Abstract: PUB531
Don't Get Burned Twice by the Same Post-transplant Lymphoproliferative Disorder (PTLD): A Case Highlighting the Progression and Advancement in PTLD Management in One Transplant Patient
Session Information
Category: Transplantation
- 2102 Transplantation: Clinical
Authors
- Salam, Rania, Stony Brook University Hospital, Stony Brook, New York, United States
- Daccueil, Farah, Stony Brook University Hospital, Stony Brook, New York, United States
- Suh, Heesuck, Stony Brook University Hospital, Stony Brook, New York, United States
- Yip, Henry, Stony Brook University Hospital, Stony Brook, New York, United States
- Andrade, Katherine, Stony Brook University Hospital, Stony Brook, New York, United States
Introduction
PTLD, incidence is reported at 2-20% in solid organ transplant and throughout the decades carried a high risk of allograft lost as well as other hematologic and systemic complication.
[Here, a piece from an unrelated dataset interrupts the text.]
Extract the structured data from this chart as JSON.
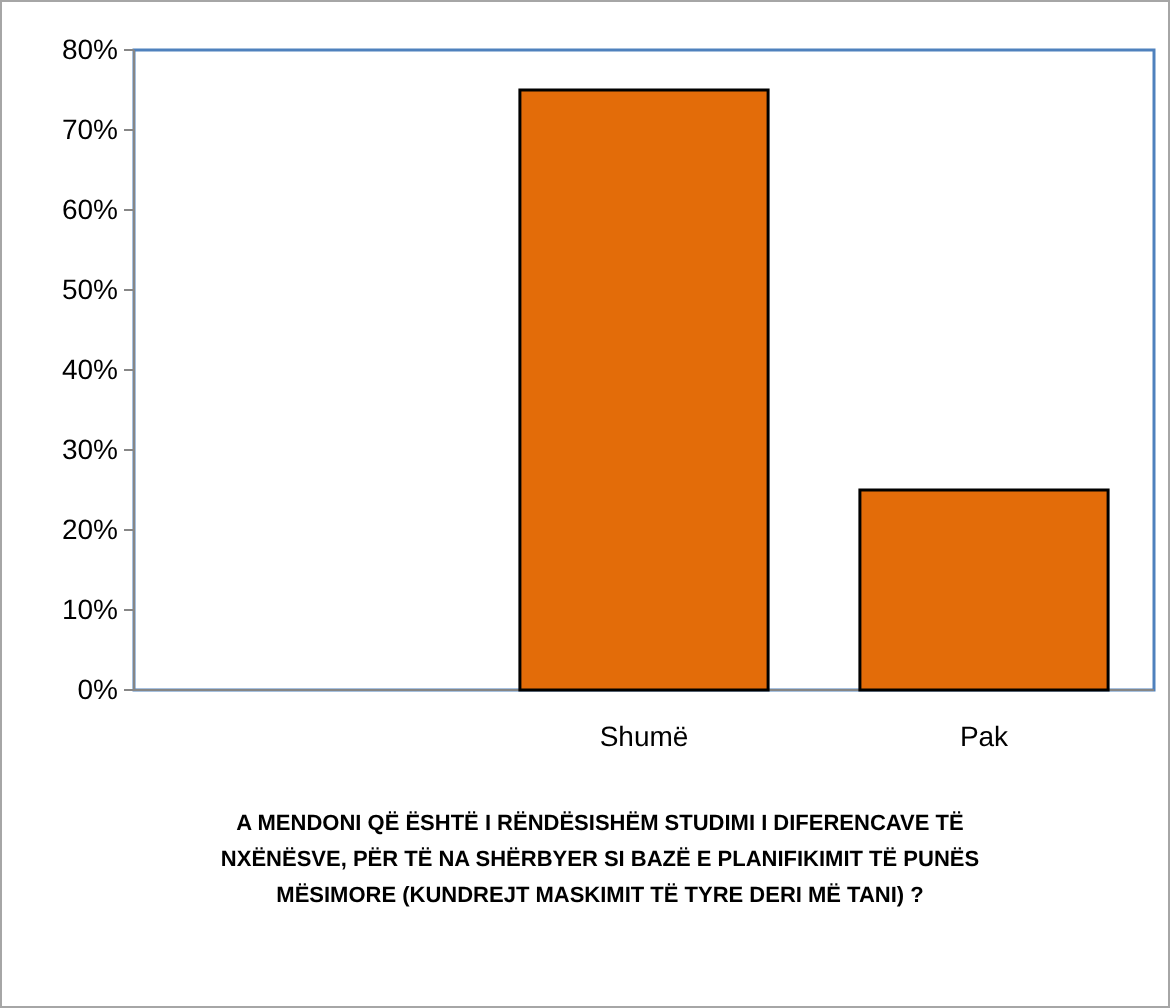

Management of immunosuppressant of transplanted patient with PTLD and management of PTLD itself has evolved over the years. Our case illustrated how far we have come in management of transplant patients with PLTD and the importance of surveillance.
Case Description
29 year old female with ESRD secondary to C1q nephropathy diagnosed in 1999 who received DDRT 2002 complicated by acute rejection in 2005 from immunosuppression reduction and eventual hold of immunosuppression for PTLD diagnosis in 2003 (mesenteric LN and appendix). She subsequently received another DDRT in 2006. She had a stable graft function and was followed closely by nephrology and oncology with regular PET scans. Eventually in 2023, had rising EBV titers, fatigue and high fever. She was referred to inpatient by nephrologist for further workup. Exam revealed fever 39.5 C, tachycardia, and normotensive. Labs marked for WBC 3.43, Hb 8.1, Ht 27.0 ESR 56, EBV plasma 44,900. CT scan showed large right-sided mediastinal mass measuring 7.8 cm. Bronchoscopy and mediastinal node biopsy, possible lymphoma. Cytology diagnosed PTLD Hodgkin type. Hematology recommended 6 cycles of A+AVD (Brentuximab vedotin, Doxorubicin, Vinblastine, Dacarbazine). Tacrolimus dose slight reduced with trough in range and MMF also reduced. Tumor burden significantly reduced and patient is reported to be doing well.
Discussion
PTLD often managed by reducing immunosuppression risking graft loss. However with advancement in treatment, patients are allowed to receive targeted treatment, maintain adequate transplant immunosuppression; with higher chances of graft preservation and improved quality of life. Our patient’s presentation showcases this progression, where her first transplant complicated by rejection after immunosuppression was reduced/held. Second transplant was preserved by timely diagnosis and targeted treatment of PTLD with chemotherapy.